One summer about ten years ago, I decided that I needed to test myself and try something new, really new. For several weeks, I dragged myself to the Connecticut River at 6:00 a.m. to learn how to scull. I had an especially romantic vision about what sculling would be like after watching shells racing on the Charles River while I was in graduate school. It looked easy, and it wasn’t. I learned a lot about myself that summer in Hartford—some of which I was proud of and others which proved to be less laudable. There were mornings of mesmerizing beauty when I glided up the river with only my breath and the oars breaking the silence. Other mornings, I felt awkward, incompetent, and on the cusp of giving up. Not surprisingly, I also had flashbacks of other times when I was learning skills for the first time. Whether it was riding a bike, muddling through a geometric proof, or trying to find all of the imagery that my teacher saw in Lord of the Flies, similar emotions washed over me. The language describing fixed and growth mindsets had not yet arrived in my professional orbit, but it was clear that I was bouncing between the two. 

These last few weeks of physical distancing and remote learning have tapped similar feelings in all of us.
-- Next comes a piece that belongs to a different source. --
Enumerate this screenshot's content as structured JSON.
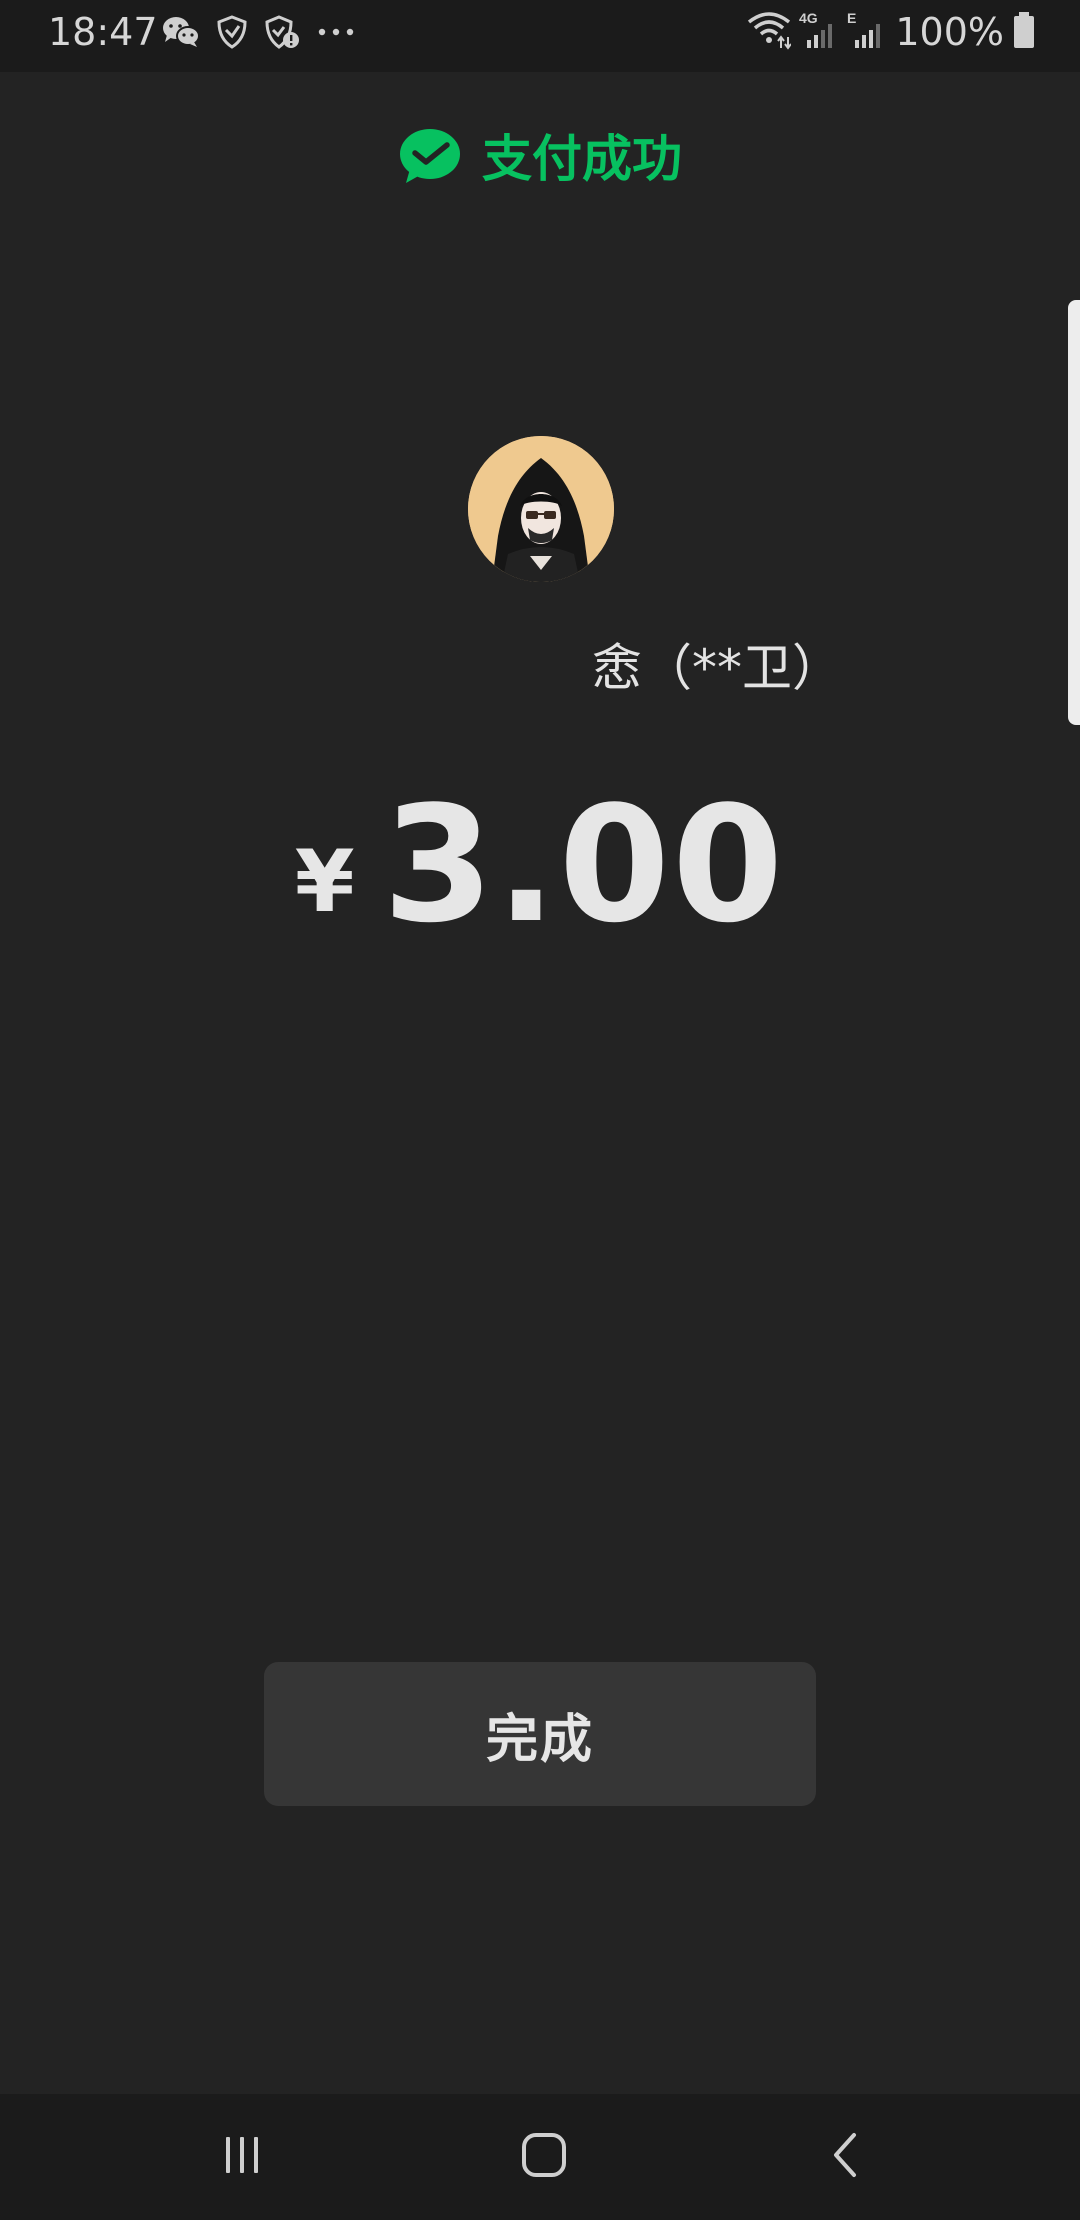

Whatever our role, the overwhelming sense of “I didn’t sign up for this” is hard to ignore. Still, every constituency in our community—students, families, teachers, staff, administrators, alumni, and trustees—has risen to the occasion by responding to this new situation with generosity, forthrightness, and optimism. Characteristic Poly tenacity and ingenuity has enabled all of us to change the way we learn, teach, and engage overnight. It has not been easy, and we are not out of the woods yet, but we have continued to honor the promise of our mission and the legacy of our community.

More than a hundred years ago during the influenza epidemic, Poly closed for nearly six weeks. In a letter to parents in December 1919, Grace Henley, Poly’s principal, wrote of the school’s “duty to the community to minimize the chances of spreading the epidemic.” She went on to describe the school’s primary tenet, “the establishment and preservation of [the children’s] health,” and urged the students “to drill in and to review their spelling, reading, penmanship, letter-writing, and arithmetic” at home. Today, we adhere to these same beliefs and guidance with the lessons of history and the advent of technology reframing our approach. Health, today, means much more than it did then as the impact of social and emotional isolation is very much on our minds. While technology has modernized the “drill” by allowing us to interact in ways unimaginable to Principal Henley, its newness still leaves us missing the familiar. We will figure this out and find comfort in our routines again, and we will have changed. With the thrill of being together again, there will be a newfound sense of independence and gratitude, resilience and humility, and appreciation for what our community has done together.